Postecoglou has enjoyed an excellent start at Tottenham and they are joint-leaders of the Premier League after eight matches going into this month's international break.

Optimism is rife at Spurs but their 58-year-old manager remains pessimistic about the state of football in Australia, despite his nation co-hosting a successful Women's World Cup this summer where the Matildas finished fourth.

Postecoglou spent four years in charge of the Socceroos and – despite achieving plenty – he has given up hope of the sport cracking life Down Under with subtle digs aimed at governing body Football Australia ahead of Friday's friendly clash in London.

Asked about his Asian Cup win on home soil in 2015, Postecoglou replied: "It didn't make an impact back there and that was kind of my frustration.

"I don't think that anything they can achieve… when you look at what the Matildas did at the World Cup, unbelievable but you still won't see an influx of resources to the game. You won't. I guarantee it.

"They'll build stadiums and other codes will use them. I just don't think the nation as a whole has that inside them to understand you can make an impact on the world of football but it requires a kind of nationalistic approach that I just don't think Australians – at their core – are really interested in.

"There's a couple of things. One of them is obviously the sporting landscape, where there's some pretty strong codes there that have generationally dominated the landscape.

"There's Aussie Rules, that's the indigenous sport of Australia. It's kind of unique to them and they take great pride in protecting as their code. The rugby codes dominate.

"It's very hard for football to make an impact in that space and I guess then the flipside of that is just how global the sport of football is.

"If I can compare that to a country like Japan, who also have the tyranny of distance and baseball's pretty strong, they plant a lot of resources into football and you can see that's making an impact. I don't see Australia down that road."

Japan was Postecoglou's next destination when he walked away from the Socceroos job after he helped his country qualify for the 2018 World Cup.

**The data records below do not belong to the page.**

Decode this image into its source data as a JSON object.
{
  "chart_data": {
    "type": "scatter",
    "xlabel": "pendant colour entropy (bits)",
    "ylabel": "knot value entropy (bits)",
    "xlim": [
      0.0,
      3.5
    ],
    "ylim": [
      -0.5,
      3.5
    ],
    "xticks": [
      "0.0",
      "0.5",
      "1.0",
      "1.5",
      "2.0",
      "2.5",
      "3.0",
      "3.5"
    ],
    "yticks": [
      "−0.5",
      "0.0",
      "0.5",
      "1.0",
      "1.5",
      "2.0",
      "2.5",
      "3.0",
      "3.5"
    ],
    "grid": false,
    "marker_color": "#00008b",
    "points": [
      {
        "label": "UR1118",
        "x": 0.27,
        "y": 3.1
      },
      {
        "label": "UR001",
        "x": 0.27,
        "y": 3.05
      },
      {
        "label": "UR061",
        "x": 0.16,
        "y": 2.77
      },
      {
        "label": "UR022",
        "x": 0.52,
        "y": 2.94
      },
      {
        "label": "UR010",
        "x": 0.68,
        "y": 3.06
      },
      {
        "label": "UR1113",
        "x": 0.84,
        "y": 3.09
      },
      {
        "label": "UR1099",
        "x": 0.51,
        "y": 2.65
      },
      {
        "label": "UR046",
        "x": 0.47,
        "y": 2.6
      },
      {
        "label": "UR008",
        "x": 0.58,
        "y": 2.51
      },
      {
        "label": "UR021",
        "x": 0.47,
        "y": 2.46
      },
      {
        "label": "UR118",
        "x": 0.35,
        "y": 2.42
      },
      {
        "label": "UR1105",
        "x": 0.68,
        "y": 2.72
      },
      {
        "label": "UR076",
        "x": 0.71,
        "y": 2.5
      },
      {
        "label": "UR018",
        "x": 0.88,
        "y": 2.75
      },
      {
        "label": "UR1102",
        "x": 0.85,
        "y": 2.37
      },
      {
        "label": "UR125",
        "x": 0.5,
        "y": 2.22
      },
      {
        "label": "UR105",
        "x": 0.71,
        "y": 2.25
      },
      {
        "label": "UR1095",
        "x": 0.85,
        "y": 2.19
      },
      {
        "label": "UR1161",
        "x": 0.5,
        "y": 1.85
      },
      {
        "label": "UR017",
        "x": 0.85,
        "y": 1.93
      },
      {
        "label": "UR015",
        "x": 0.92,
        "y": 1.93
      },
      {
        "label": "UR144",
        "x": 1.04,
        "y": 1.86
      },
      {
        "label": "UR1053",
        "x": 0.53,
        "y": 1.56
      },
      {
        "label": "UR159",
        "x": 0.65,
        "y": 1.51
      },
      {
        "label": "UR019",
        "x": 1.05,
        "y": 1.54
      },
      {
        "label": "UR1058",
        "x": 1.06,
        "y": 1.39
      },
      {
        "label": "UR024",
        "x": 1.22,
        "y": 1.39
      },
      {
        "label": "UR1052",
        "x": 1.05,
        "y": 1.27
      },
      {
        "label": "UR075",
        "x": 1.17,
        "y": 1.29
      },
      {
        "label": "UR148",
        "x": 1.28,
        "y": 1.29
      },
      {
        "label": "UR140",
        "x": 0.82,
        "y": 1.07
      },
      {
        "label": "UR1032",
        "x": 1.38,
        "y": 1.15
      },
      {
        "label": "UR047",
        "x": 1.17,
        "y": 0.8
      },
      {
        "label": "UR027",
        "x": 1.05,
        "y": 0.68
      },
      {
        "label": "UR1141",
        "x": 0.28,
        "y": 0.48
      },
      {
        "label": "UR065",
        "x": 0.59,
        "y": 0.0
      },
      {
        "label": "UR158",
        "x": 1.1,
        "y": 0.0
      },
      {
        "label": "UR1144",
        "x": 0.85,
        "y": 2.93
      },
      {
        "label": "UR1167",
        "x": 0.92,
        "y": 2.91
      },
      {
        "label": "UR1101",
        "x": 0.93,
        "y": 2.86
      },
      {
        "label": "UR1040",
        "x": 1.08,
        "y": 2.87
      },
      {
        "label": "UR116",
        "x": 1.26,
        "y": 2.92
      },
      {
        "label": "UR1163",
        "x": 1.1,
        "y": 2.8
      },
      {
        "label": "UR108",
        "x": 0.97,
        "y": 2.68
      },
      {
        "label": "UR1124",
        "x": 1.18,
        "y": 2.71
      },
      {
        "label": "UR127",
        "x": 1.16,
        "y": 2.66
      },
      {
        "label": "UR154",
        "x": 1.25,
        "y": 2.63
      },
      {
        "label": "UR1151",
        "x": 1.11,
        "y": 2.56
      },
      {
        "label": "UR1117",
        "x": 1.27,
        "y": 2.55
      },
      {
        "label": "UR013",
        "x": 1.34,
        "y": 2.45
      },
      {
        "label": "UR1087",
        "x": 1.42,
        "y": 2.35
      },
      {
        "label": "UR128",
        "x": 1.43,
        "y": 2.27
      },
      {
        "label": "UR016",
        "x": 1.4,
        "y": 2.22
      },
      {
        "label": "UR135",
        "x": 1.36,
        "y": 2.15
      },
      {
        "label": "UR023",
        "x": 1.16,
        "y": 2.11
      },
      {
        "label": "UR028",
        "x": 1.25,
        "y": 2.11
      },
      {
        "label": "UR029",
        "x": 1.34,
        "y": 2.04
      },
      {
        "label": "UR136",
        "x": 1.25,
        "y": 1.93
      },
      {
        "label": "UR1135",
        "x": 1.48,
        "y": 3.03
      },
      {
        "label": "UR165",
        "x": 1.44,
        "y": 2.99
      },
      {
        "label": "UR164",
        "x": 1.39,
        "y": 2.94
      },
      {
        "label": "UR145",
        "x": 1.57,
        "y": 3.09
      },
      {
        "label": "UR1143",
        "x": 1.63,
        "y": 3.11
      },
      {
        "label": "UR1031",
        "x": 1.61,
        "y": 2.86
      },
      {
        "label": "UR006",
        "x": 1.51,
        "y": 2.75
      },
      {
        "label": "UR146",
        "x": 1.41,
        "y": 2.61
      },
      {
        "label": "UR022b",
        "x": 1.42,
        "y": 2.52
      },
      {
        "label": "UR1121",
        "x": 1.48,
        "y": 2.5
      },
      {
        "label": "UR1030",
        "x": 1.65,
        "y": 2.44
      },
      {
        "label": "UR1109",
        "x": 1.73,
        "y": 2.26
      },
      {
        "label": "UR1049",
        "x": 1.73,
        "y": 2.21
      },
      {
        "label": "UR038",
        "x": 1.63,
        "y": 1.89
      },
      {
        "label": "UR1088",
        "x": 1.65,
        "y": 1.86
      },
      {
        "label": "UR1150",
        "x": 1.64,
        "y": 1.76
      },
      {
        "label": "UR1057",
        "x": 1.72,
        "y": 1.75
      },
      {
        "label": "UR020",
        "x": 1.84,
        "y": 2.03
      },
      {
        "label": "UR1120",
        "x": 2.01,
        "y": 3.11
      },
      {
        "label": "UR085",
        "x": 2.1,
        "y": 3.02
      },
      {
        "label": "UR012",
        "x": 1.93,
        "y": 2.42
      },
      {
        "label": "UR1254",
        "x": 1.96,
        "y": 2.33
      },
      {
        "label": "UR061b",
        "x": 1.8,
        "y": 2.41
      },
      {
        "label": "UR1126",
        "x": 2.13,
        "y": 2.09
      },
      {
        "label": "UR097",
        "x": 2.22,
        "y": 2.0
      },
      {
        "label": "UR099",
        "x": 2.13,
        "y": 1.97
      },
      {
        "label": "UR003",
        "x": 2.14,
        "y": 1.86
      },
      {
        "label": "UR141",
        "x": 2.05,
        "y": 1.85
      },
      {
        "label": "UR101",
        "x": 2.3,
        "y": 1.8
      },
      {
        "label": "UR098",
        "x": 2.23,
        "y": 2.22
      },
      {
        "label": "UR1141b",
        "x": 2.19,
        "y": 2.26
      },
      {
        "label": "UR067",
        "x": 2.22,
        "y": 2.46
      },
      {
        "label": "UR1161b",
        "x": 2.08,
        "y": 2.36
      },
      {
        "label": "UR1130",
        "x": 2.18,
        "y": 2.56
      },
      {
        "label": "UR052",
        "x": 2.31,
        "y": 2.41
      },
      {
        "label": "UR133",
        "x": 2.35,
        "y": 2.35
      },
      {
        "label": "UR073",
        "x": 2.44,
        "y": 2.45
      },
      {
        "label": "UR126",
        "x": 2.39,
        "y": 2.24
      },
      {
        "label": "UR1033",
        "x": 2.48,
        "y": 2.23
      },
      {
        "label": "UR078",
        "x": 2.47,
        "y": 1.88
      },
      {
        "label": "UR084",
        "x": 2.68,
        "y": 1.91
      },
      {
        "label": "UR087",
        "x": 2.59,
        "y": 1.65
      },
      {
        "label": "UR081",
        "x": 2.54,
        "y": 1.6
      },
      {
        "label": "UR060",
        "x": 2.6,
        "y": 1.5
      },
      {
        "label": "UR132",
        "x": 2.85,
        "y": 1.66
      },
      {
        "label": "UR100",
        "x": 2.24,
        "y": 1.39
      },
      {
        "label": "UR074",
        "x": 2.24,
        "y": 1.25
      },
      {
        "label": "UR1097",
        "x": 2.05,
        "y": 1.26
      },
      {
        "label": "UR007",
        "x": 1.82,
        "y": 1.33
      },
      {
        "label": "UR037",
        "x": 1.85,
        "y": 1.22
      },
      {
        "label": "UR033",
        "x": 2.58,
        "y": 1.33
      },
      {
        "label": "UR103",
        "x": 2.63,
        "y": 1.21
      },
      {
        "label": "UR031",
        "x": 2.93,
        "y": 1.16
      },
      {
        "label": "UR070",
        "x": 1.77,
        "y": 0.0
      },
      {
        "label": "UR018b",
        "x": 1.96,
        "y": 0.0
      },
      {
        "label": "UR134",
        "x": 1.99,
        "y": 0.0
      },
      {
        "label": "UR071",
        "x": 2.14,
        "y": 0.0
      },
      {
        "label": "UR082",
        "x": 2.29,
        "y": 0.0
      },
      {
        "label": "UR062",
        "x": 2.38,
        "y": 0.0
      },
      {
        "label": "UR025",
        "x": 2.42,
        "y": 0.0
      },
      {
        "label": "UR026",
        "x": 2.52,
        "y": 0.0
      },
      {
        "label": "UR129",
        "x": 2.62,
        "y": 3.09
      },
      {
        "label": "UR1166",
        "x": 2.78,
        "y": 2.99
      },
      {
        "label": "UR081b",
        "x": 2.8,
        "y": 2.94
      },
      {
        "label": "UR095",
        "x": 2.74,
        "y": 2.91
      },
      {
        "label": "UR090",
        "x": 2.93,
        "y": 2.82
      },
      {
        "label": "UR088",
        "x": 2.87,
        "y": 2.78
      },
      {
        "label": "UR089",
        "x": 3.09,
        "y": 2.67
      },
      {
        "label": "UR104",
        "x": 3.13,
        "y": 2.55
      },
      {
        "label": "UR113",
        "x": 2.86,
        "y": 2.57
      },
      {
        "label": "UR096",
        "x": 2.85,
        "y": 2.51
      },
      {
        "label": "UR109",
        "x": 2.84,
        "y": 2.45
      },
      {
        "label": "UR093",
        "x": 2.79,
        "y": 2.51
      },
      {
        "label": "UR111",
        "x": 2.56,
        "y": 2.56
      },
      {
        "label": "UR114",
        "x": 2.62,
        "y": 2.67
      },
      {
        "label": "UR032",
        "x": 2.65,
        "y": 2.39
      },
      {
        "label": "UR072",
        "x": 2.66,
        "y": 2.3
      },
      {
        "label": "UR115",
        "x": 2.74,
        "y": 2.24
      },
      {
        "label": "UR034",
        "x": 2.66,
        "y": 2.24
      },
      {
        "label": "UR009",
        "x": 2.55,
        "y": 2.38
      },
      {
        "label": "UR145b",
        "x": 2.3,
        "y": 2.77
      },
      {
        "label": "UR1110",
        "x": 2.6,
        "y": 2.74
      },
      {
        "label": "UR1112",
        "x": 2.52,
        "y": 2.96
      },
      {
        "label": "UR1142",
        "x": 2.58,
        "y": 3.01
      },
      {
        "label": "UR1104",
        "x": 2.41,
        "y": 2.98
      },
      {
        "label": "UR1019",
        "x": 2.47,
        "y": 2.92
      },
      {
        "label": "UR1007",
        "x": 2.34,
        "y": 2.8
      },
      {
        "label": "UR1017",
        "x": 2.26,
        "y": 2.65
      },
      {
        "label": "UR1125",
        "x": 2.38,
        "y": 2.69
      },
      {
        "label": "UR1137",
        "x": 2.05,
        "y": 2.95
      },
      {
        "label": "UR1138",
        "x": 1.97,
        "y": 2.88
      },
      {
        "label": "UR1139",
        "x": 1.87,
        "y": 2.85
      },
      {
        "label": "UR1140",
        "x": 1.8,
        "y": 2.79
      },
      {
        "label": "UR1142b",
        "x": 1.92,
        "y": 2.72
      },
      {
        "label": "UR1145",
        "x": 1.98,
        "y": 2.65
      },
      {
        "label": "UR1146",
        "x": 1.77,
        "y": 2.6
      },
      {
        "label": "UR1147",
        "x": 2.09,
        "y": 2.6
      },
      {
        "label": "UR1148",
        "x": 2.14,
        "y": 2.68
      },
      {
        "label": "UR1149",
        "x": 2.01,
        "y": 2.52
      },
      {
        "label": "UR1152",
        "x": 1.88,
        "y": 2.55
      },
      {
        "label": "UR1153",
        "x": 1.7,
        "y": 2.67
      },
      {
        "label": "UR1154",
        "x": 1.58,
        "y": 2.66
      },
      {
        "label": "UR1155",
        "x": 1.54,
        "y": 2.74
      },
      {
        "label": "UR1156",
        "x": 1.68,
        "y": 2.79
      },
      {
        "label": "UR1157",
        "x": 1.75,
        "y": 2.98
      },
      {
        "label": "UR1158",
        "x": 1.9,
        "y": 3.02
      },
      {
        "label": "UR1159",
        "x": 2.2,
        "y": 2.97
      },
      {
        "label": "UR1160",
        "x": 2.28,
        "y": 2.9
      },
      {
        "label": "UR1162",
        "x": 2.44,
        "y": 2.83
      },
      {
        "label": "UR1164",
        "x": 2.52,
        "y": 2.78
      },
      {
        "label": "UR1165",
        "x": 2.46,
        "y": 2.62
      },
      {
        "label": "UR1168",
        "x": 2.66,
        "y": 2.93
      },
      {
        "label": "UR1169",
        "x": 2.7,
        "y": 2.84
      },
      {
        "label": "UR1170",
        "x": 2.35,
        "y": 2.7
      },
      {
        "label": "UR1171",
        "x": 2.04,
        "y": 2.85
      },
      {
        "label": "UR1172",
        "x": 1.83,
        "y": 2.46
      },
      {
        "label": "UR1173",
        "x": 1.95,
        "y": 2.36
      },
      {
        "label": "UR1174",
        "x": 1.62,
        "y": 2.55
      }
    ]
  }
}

The ex-Yokohama boss had managed Australia at the 2014 edition, but his departure seven months out from the global showpiece was a surprise and at the time he described the job as "taking a toll" both personally and professionally.

Postecoglou has been involved in coaching since 1996 and while he has taken the Premier League by storm so far, he does not expect his time at Tottenham to change the landscape of football in Australia.

"I don't. I don't know and maybe that's just me, not being cynical, but I gave up that fight," he explained.

"It's a much easier space for me to live in because I was so frustrated for so long. It was my biggest frustration. One of my major drivers for doing what I did was to do that – to change football in Australia and that's the reason I left.

"I felt I hadn't made an impact at all. That's easier for me to deal with than to think maybe I still can now with what I'm doing. I just think I'd be disappointed, so I'd prefer to think it's not going to happen.

"I walked away from a World Cup. We qualified and I walked away. The reason I walked away was I just didn't enjoy what I was doing.

"It's not just doing the job and winning games of football, it's got to be a higher purpose. My higher purpose in Australia was to change the game. I just don't think that will happen.

"It was the right decision for me (to leave), it was the right decision for where I saw the next stage of my career and if I didn't make that decision at that time, if I had waited until after the World Cup, I've got no doubt I wouldn't be sitting here now."

Postecoglou replied no when asked if he would manage Australia again and laughed off talk of replacing England chief Gareth Southgate.

He added: "England? Oh, come on mate. They've got a fantastic manager and I'm eight games into a Tottenham career. That's how I think."